March 23 – Tombo Colorado


Today we landed in Peru at Puerto St. Martin.  There are several interesting excursions that we could have taken and we took one that was to a site of the ruins an Incan city called Tombo Colorado.

The port of St. Martin is really in the middle of nowhere. When you leave the port, you travel for thirty minutes before you encounter any sizable village.  Until then you are travelling in a desert with high sand dunes and no vegetation.

As you head east you start to see vineyards that grow the grape called Pisco.  They make a drink here called Pisco Sour which is one of those drinks that you either like or you can alone.  Marg likes it but I fall into the second group.  Depending on who is making it, a Pisco Sour can either be too sour or too sweet.

The main towns on our way to Tombo were Paracus and Pisco.
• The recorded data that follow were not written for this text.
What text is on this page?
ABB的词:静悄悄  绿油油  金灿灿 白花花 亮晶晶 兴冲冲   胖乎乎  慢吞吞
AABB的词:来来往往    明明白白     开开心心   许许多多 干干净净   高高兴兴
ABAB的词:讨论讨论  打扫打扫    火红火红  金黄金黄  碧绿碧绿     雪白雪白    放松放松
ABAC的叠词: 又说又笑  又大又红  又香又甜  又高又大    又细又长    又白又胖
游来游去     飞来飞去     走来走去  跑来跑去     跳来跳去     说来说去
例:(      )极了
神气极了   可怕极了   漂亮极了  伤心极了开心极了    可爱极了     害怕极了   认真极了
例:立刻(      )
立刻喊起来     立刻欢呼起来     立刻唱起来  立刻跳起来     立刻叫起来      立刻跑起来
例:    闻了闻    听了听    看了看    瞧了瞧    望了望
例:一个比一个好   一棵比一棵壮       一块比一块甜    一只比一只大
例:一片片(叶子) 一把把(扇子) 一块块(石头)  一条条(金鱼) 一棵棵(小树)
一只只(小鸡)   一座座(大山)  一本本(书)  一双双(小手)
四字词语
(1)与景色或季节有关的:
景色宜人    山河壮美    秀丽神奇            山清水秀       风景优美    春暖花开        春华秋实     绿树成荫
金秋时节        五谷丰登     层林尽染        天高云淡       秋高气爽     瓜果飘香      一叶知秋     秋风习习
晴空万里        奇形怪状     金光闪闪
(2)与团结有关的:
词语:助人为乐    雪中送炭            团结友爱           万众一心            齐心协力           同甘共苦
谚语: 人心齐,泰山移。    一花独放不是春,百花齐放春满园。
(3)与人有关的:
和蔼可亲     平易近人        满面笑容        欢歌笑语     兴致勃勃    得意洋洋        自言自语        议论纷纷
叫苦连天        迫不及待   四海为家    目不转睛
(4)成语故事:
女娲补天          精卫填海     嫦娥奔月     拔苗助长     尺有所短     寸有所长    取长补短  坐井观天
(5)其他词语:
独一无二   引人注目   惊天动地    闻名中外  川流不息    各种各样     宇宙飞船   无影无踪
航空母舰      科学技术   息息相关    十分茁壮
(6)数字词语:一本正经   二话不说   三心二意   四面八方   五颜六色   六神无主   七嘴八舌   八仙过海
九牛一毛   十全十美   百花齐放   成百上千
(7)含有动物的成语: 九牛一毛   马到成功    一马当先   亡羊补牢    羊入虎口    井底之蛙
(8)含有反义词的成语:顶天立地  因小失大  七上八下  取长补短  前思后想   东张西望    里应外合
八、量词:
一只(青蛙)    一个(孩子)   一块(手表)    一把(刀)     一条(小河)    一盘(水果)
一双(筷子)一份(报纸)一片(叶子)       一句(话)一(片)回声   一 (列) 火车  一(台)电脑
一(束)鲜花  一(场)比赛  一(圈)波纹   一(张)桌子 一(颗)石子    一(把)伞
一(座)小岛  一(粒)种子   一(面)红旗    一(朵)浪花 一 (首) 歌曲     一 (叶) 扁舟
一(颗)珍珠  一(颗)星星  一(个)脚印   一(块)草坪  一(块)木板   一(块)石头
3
Both these place are incredibly poor.  The majority of the houses that were visible from the road were square boxes made of sheet metal and roofs of ether tin or thatched vegetation. They don’t seem to have any developed commercial or entertainment area.  Despite the claim from our tour guide that only seven percent live in poverty, we are sure that number is a lot higher.



After about an hour on the bus we arrived in Tombo Colorado.  At the height of the Inca Empire this town had fifteen thousand citizens.  It was there to protect traders from the highlands on their way to the sea.

The first site you see is the town square and the sacrificial alter, where people were sacrificed, including children, to the Gods.  Our guide told us that it was consider a great honour to sacrifice your child.  There were also many holes or windows in the walls of the square where people would bring other offerings that would be used to honour their God.



The mayor’s house was a huge monstrosity of interconnecting rooms made from adobe clay.  It was quite easy to get lost in this maze of rooms.  There was one room where an aqueduct feed a shower.  It was not quite as elaborate as the Roman baths of Europe, but it is impressive none the less.




In the five hundred years since the decline of the Inca Empire these ruins have withstood earth quakes and robbers in fairly good shape.  Of course none of these buildings have roofs anymore and some of the walls are only partially standing, but you do have a good feel of how they lived.



Back at the boat there was a small flea market, with local vendors selling an assortment of souvenirs. There were obviously a lot of massed produced products, probably produced In China.  But some of the booths had unique articles.

This evening’s entertainment was a Russian violinist named Inna Tolstova. She put on a very energetic show but I must admit that the music selection sounded all the same.

For diner I had a ginger spiced chicken breast and Marg had braised veal.  Both were delicious but Marg had filled up on the appetizers and couldn’t finish the main course.

We switched time zones again and I can not properly sync my android calendar and the my windows calendar, even though they are both using the Google calendar..  I've given up and I'll just use my phone for calendar entries from now until we get into the Eastern Daylight Saving time zone.